Around the same time, the heritage worker for the PKKP reiterated the significance of the site to the local mine manager, and the PKKP had requested permission to visit “while we still can”.
“These changing realities in the period from 2018 should have prompted a review within Rio Tinto of the implications of the new ethnographic and archaeological reports for the Brockman 4 mine development plans, and especially their timing and sequencing,” the report found. “Such a review should have been initiated even in the absence of a formal request by the PKKP .
“These steps were not taken and important opportunities for pausing and re-considering options were missed until the PKKP formally raised their concerns in May 2020, by which time, as described in our submission to the Inquiry, it was no longer safe and practicable to protect the sites.”
It said those steps were not taken because of “shortfalls in linked-up decision-making within the Rio Tinto organisation, and standards of governance and accountability, which call into question aspects of the work culture and priorities at Brockman 4”.
Rio Tinto will establish a new social performance role, which will oversee “key group-level risks” including cultural heritage risks. It will also require that regular audits of cultural heritage be conducted and reported to board level.

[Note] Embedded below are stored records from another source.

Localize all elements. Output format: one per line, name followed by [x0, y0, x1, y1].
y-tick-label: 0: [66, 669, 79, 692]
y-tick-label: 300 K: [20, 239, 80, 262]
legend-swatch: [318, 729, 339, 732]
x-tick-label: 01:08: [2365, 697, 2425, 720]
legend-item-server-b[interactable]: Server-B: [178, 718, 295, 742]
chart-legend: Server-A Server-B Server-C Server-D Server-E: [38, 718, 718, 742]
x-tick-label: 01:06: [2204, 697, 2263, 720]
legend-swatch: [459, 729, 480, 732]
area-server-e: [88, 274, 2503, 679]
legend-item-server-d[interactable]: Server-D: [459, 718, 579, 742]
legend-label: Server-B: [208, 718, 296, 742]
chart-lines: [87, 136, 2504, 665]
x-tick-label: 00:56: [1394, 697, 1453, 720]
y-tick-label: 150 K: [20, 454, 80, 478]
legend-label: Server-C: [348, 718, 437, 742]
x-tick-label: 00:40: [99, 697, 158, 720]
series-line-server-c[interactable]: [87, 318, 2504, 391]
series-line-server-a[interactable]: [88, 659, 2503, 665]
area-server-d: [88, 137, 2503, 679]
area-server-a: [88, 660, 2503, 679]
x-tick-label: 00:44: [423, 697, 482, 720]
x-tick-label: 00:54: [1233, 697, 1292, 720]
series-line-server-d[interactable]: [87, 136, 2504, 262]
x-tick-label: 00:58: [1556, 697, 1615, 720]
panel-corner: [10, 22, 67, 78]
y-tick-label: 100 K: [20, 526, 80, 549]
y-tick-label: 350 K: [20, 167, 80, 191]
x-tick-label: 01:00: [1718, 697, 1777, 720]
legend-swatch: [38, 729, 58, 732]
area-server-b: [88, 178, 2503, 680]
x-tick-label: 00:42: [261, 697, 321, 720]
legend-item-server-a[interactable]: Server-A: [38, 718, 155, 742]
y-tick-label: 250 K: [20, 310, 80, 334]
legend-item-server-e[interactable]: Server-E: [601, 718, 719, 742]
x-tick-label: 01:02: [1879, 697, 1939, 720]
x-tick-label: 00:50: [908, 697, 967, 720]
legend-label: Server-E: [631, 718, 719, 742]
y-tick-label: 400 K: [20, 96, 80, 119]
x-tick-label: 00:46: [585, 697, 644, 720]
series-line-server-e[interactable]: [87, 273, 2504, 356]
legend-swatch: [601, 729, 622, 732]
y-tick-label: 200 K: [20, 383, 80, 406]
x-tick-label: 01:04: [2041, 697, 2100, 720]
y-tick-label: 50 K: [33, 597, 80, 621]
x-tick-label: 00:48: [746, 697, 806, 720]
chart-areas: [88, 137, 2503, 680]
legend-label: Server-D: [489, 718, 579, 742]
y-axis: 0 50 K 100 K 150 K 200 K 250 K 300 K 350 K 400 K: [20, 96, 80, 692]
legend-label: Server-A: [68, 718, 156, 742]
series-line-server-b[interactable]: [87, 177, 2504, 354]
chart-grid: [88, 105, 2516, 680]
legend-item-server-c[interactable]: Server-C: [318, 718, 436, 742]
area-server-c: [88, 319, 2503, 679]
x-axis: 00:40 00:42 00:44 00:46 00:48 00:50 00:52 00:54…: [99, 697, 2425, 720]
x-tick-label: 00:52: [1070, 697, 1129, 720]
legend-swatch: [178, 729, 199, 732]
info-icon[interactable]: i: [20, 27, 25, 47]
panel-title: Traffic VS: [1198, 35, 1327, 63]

“There needs to be a clear recognition across the Rio Tinto organisation that, in circumstances in which appropriate authority has been given to disturb a cultural heritage site and related mitigation and salvage operations have been completed, ongoing review of that site’s heritage status continues to be required, and will need to be elevated in decision making as required,” the report said. “This is critical in situations in which material new knowledge about the site is acquired.”
The parliamentary inquiry into the destruction of the sites is ongoing. Hearings will be held on PKKP country in WA next month.